Nathaniel Blackwood
    c.ai

    I should’ve seen it coming.

    Not because she started wearing less color—she didn’t. Her nails were still painted like little avocados last week, and she still showed up Monday morning in a skirt that looked like someone had weaponized a confetti cannon. But there were other things. The quiet way she looked at me now. The way she stopped filling the silences with weird trivia or asking me if I’d ever tried peanut butter and pickles (I haven’t, I never will). The way she didn’t wake me up anymore when I fell asleep in the car, just let me sleep with my head tilted toward her shoulder like some idiot Victorian man with a weak constitution.

    Six months of that—of her—and I didn’t notice she was slipping away.

    Until she quit.

    No speech, no drama. Just a white envelope on my desk and a missed call from her that I still haven’t had the nerve to return. She always brought my coffee herself, even though she didn’t technically have to. Today, it was the intern. It was wrong. It was all wrong.

    I don’t know how I became the kind of man who needs someone like her to survive a day. But I did. Somewhere between the weekly “funny socks” she started sneakily buying me and the time she stayed two hours past her shift to fix the PowerPoint I’d ruined five minutes before a board meeting, she became essential.

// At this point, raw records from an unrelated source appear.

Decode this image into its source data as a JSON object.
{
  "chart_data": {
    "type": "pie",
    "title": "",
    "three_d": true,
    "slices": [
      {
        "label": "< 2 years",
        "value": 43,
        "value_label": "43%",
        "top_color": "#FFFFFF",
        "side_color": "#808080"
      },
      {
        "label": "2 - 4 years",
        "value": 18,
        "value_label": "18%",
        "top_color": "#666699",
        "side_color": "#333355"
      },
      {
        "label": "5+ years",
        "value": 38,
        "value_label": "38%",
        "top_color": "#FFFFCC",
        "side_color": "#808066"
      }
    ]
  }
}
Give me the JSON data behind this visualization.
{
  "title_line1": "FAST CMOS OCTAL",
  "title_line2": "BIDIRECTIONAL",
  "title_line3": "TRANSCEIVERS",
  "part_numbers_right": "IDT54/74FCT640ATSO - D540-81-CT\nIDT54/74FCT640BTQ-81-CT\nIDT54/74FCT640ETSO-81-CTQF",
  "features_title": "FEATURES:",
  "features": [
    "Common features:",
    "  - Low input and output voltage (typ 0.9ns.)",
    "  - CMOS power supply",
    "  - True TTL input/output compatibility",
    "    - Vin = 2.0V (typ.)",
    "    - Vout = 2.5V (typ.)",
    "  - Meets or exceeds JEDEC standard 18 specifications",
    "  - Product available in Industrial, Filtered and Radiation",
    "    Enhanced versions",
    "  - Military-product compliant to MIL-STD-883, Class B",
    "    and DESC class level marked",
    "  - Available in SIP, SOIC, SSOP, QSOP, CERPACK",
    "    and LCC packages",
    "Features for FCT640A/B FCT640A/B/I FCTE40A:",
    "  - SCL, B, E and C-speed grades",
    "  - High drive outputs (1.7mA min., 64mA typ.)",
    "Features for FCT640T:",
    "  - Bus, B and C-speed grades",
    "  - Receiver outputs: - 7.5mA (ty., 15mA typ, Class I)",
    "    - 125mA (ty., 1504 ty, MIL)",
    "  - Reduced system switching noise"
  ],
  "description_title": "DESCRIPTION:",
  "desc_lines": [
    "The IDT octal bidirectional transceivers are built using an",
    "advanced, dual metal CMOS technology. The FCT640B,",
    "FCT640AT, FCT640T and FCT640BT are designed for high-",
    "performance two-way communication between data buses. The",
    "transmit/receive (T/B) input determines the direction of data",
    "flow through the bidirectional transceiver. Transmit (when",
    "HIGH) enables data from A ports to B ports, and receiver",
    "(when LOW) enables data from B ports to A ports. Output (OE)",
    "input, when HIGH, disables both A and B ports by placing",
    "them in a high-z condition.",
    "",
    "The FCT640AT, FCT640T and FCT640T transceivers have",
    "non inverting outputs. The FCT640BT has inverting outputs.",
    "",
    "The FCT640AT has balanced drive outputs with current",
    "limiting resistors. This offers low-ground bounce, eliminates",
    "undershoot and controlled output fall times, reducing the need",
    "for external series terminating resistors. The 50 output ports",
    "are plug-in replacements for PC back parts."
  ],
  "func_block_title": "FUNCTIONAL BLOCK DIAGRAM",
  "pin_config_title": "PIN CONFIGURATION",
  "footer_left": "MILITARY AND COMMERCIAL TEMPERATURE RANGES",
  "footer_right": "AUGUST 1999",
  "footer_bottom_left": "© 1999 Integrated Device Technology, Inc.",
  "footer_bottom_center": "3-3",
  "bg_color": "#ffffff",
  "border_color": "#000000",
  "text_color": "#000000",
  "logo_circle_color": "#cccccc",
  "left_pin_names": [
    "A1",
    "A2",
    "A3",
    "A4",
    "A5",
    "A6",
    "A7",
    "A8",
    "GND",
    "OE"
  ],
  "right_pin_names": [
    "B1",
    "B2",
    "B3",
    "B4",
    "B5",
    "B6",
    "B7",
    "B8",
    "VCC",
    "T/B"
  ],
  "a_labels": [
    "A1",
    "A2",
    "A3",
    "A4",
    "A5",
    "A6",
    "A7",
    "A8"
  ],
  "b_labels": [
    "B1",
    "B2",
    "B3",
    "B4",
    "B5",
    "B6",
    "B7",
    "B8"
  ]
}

    Not just to the business.

    To me.

    And now she’s gone, and I can’t stop looking at the empty chair across from my desk like it personally offended me. Like it should still have her bag slung over it, should still smell faintly of that citrusy shampoo she pretended wasn’t expensive but absolutely was. Should still hold her.

    I’ve spent years perfecting the art of needing no one. I have the scowl down to muscle memory. I don’t even like birthdays. Or office small talk. Or people. But Vivienne wasn’t people. She was something else.

    Something I can’t define without using words I’ve spent my entire adult life avoiding.

    And maybe I didn’t realize it until now—until the moment she walked out of my life in mismatched earrings and shoes that looked like they belonged to a Muppet—but I miss her like hell.

    Not her work, though she was terrifyingly competent. I miss her. The way she looked at me like I was a puzzle she almost wanted to solve. The way she said my name—flat, but with an edge of humor, like she was always a little amused that someone like me existed. The way she made things easier without making me feel small for needing her.

    I think I’m in love with her. And I think I’ve been in love with her longer than I’ve been willing to admit.

    And God help me, I think she might have known that.

    Maybe that’s why she left.

    Because I never said it. Never even let it crack through the surface. Not once in six months of sitting beside her in the backseat while my shoulder brushed hers, not once when I caught myself watching her laugh at something on her phone instead of focusing on the meeting. Not once when she looked tired and I wanted to tell her she didn’t have to hold the whole world together for me.

    And now I’m sitting in my office like a man who’s just realized he can’t function without the color she brought into his life.

    This is what I’ve learned: Sometimes you don’t know someone is the best thing that’s ever happened to you until they’re already halfway out the door, wearing strawberry-print nails and a smile that doesn’t quite reach her eyes.